You can't really compare the standards as they are for different activities and requirements. As stated above the cycling helmet standards do not require multiple impacts. EN climbing helmet testing is done under EN 12492: 2000 and these tests require multiple impacts to the helmet. Specifically a 5kg hemispherical striker is dropped at 30 and 120 degrees (from the horizontal plane) on the top of the helmet from a height of 2 meters. A flat 5kg striker is then hit on the front, sides, and rear of the helmet. There are also penetration tests done.
The maximum force that can be transferred to the head 10kN. So climbing helmets are not designed to absorb as much of an impact. They are designed for multiple impacts of smaller force instead.
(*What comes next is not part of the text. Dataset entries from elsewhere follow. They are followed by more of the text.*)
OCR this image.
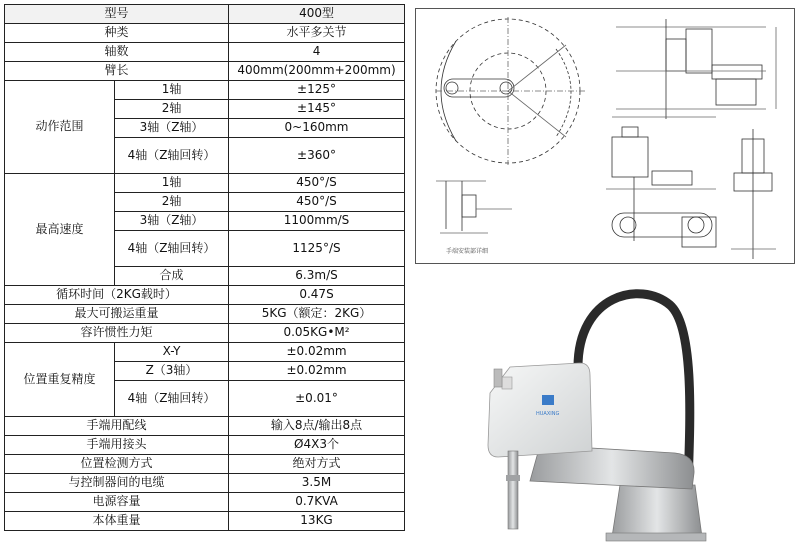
型号		400型
种类		水平多关节
轴数		4
臂长		400mm(200mm+200mm)
动作范围	1轴	±125°
	2轴	±145°
	3轴（Z轴）	0~160mm
	4轴（Z轴回转）	±360°
最高速度	1轴	450°/S
	2轴	450°/S
	3轴（Z轴）	1100mm/S
	4轴（Z轴回转）	1125°/S
	合成	6.3m/S
循环时间（2KG载时）		0.47S
最大可搬运重量		5KG（额定：2KG）
容许惯性力矩		0.05KG•M²
位置重复精度	X-Y	±0.02mm
	Z（3轴）	±0.02mm
	4轴（Z轴回转）	±0.01°
手端用配线		输入8点/输出8点
手端用接头		Ø4X3个
位置检测方式		绝对方式
与控制器间的电缆		3.5M
电源容量		0.7KVA
本体重量		13KG
手端安装部详细
HUAXING
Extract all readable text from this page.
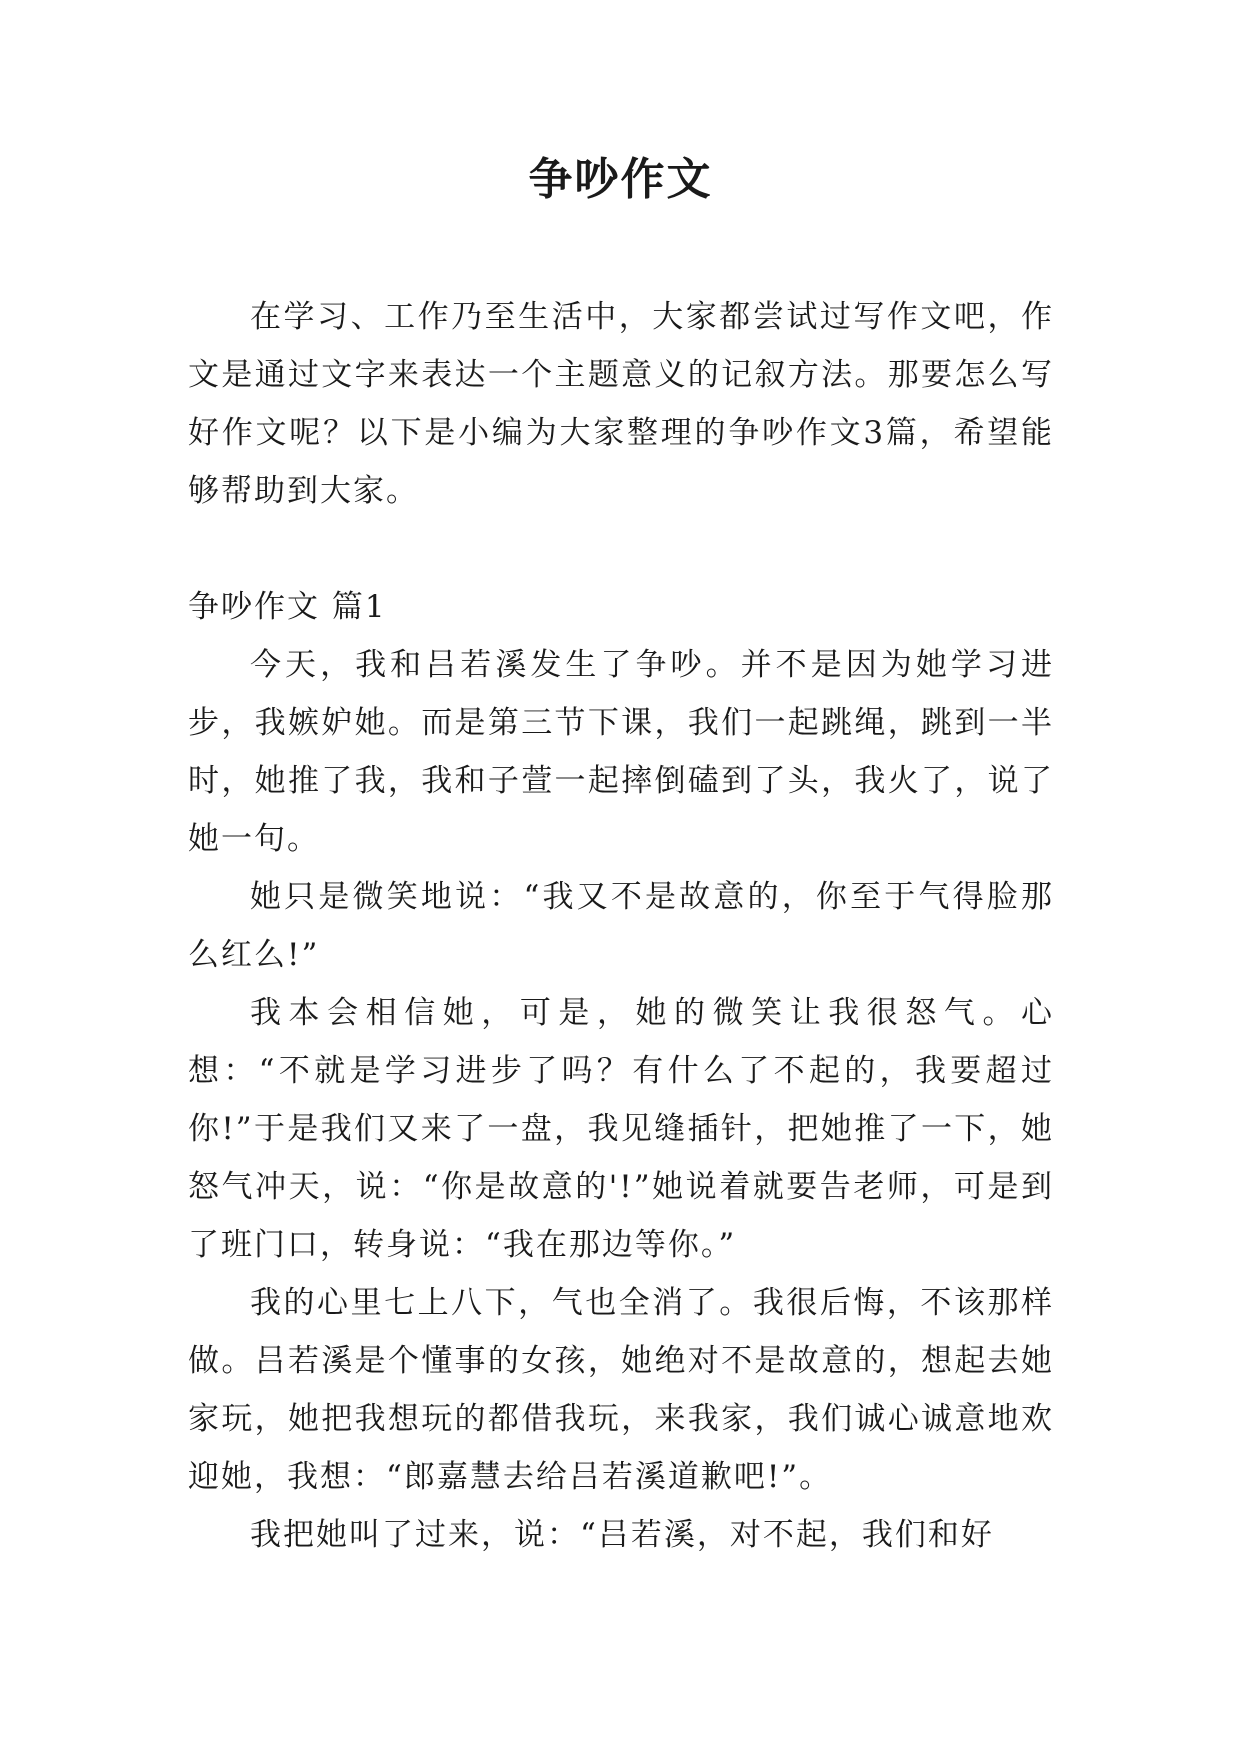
争吵作文

在学习、工作乃至生活中，大家都尝试过写作文吧，作文是通过文字来表达一个主题意义的记叙方法。那要怎么写好作文呢？以下是小编为大家整理的争吵作文3篇，希望能够帮助到大家。

争吵作文 篇1

今天，我和吕若溪发生了争吵。并不是因为她学习进步，我嫉妒她。而是第三节下课，我们一起跳绳，跳到一半时，她推了我，我和子萱一起摔倒磕到了头，我火了，说了她一句。

她只是微笑地说：“我又不是故意的，你至于气得脸那么红么!”

我本会相信她，可是，她的微笑让我很怒气。心想：“不就是学习进步了吗？有什么了不起的，我要超过你!”于是我们又来了一盘，我见缝插针，把她推了一下，她怒气冲天，说：“你是故意的'!”她说着就要告老师，可是到了班门口，转身说：“我在那边等你。”

我的心里七上八下，气也全消了。我很后悔，不该那样做。吕若溪是个懂事的女孩，她绝对不是故意的，想起去她家玩，她把我想玩的都借我玩，来我家，我们诚心诚意地欢迎她，我想：“郎嘉慧去给吕若溪道歉吧!”。

我把她叫了过来，说：“吕若溪，对不起，我们和好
I am not as familiar with bicycling helmet standards, just that their design does not require multiple impacts. If you've ever seen a cycling helmet after a ground impact you can see clearly it would not provide protection for a second impact. Rather, they are designed to absorb much higher levels of force by crumpling. CPSC standards permit only 3kN of force to be transferred to the head. I'm not sure what weight and how they test this though.
So the short version is that a cycling helmet must not transfer more than 3kN of force while a climbing helmet may transfer up to 10kN.
There are many more standards setting bodies for cycling helmets as well. I only used the CPSC because it's the most common one on the market. Snell has a much more stringent standard.
I have seen some of the foam climbing helmets but I'm not sure what the design theory is behind them. I suppose they would absorb more impact from any single impact. Once the foam has been impacted it would not provide that level of absorption again though. The shell of the helmet would still need to meet the multiple impact requirements to be approved by EN.
The other issue is that most cycling helmets have fairly wide ventilation slits. These are far to large for climbing and could easily allow falling rocks to penetrate to the head.
There are now some multi-sport helmets on the market but these are intended for climbing, canyoneering, and kayaking/rafting. Cycling and motoring helmets will always require higher absorption levels because higher speeds (and thus force) are involved.